Thursday, November 17, 2011

Job creation

There is a remarkable myth propagated by the green lobby, that renewable energy will create jobs. The myth has almost more believers than any other religion.

Why is this a myth? It is because the number of jobs created by any new venture is not related to the spend on construction - those are short term jobs. Yes, a few people work while the project is being built, but this is part of the social cost, the sunk capital. If the project then doesn't produce, then NO jobs are created.

This is not to say that construction work is not job-creating. As an engineer, I would never say that. But it is the productive facilities or supportive infrastructure that we create which ultimately gives new jobs, not the actual work that goes into the construction.

Instead, the number of jobs you create is related to the number of customers you create once the project is up and running. You can see this quite easily if you think of an energy project which sells no energy once it is producing. Rather, jobs are destroyed, because you have wasted potential job creating wealth on a useless project.

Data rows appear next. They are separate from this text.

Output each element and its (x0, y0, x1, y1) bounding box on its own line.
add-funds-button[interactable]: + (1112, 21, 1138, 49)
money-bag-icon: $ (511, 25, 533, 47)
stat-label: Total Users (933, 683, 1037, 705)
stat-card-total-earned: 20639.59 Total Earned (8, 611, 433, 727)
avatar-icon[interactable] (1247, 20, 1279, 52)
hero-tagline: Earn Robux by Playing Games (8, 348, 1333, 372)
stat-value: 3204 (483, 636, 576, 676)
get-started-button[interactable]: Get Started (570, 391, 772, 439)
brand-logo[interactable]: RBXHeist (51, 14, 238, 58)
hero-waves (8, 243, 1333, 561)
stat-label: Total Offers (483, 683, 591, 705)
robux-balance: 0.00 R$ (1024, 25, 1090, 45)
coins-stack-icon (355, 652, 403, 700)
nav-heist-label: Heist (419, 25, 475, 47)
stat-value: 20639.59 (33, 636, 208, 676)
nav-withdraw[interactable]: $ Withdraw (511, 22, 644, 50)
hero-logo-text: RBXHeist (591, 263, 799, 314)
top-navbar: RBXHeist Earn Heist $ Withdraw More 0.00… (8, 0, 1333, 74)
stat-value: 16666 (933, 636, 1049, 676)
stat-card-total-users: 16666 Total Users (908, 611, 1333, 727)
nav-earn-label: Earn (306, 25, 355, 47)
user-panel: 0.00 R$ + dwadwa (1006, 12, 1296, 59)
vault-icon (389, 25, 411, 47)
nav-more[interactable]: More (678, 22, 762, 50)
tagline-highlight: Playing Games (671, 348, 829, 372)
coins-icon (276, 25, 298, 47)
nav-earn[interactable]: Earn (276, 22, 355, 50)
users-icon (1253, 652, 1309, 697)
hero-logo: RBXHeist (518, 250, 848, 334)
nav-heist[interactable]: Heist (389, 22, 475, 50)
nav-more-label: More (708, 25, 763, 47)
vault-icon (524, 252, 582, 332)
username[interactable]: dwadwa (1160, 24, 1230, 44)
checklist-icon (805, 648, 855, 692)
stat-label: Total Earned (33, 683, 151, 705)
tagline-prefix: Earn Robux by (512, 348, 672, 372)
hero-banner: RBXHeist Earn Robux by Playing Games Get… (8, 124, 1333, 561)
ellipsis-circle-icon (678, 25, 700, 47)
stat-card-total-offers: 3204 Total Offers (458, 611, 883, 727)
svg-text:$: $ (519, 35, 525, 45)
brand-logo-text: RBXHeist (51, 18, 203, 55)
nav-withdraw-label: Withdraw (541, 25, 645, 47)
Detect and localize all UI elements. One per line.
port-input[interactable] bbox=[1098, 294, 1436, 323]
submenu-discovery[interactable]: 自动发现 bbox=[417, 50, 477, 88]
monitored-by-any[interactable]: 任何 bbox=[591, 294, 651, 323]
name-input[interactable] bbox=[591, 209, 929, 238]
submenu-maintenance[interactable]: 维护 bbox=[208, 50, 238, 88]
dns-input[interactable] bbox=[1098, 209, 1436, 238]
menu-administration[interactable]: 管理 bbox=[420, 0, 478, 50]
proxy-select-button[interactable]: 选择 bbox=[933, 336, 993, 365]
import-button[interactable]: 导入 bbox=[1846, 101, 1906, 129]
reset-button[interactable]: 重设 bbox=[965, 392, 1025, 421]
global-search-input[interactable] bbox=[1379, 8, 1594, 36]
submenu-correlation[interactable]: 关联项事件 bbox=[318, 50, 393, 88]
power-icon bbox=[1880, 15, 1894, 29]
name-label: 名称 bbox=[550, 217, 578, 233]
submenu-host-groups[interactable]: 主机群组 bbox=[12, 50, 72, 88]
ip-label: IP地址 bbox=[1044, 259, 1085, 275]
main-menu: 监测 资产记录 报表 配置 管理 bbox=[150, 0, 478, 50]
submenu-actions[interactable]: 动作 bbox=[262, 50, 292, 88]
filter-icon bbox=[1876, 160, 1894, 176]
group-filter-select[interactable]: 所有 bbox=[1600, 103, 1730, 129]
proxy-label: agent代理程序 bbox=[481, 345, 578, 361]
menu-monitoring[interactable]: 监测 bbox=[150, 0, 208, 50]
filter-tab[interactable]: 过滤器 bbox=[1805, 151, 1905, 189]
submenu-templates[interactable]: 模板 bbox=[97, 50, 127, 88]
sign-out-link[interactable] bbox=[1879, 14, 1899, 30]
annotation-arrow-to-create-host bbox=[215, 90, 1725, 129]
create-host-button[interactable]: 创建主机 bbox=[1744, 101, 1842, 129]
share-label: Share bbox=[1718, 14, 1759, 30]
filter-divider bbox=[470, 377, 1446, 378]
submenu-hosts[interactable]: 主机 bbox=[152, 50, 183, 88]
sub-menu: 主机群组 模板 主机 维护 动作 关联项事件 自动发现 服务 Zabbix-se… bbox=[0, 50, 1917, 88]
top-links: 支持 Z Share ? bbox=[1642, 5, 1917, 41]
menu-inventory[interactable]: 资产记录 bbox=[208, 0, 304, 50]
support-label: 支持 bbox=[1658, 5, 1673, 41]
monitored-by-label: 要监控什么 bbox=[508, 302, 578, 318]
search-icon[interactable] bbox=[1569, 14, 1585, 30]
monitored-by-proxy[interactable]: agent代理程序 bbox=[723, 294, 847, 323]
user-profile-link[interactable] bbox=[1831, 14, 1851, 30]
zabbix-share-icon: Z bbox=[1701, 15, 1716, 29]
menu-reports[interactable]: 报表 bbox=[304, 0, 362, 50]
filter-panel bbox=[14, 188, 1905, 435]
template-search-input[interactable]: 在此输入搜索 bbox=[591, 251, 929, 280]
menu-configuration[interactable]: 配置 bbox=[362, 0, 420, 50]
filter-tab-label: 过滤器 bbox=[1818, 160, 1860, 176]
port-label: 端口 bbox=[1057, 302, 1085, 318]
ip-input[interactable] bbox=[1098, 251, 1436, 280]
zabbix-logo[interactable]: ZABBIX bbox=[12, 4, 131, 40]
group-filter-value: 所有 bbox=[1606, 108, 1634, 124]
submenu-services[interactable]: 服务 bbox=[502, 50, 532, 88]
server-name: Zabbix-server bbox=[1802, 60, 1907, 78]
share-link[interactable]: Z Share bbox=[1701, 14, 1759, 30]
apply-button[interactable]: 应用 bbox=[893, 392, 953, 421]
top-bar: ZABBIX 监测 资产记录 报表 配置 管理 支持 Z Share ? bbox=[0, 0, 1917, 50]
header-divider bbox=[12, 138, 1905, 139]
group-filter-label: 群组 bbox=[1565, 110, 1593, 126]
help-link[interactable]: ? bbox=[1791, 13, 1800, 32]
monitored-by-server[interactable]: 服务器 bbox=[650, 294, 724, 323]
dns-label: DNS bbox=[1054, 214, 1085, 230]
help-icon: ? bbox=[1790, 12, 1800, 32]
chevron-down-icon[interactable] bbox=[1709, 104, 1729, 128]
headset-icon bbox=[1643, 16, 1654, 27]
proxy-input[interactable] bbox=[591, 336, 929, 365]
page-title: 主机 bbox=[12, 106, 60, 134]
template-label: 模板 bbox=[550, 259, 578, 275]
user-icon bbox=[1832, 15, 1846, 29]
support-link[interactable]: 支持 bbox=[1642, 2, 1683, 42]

The same argument applies to what you might call the marginal job creation. Consider two projects, one producing the goods at cost X and the other the same goods at cost Y, where X>Y. Then there will be more customers for Y than for X, and therefore the second project will create more jobs than the first.

This applies DIRECTLY to renewable energy. It costs more than coal-fired energy (yes, even when you include external costs). If you doubt that it costs more, you have only to read the documentation underlying IRP2010. So renewable energy actually creates less jobs than coal. The myth does not deserve the lip-service it is paid.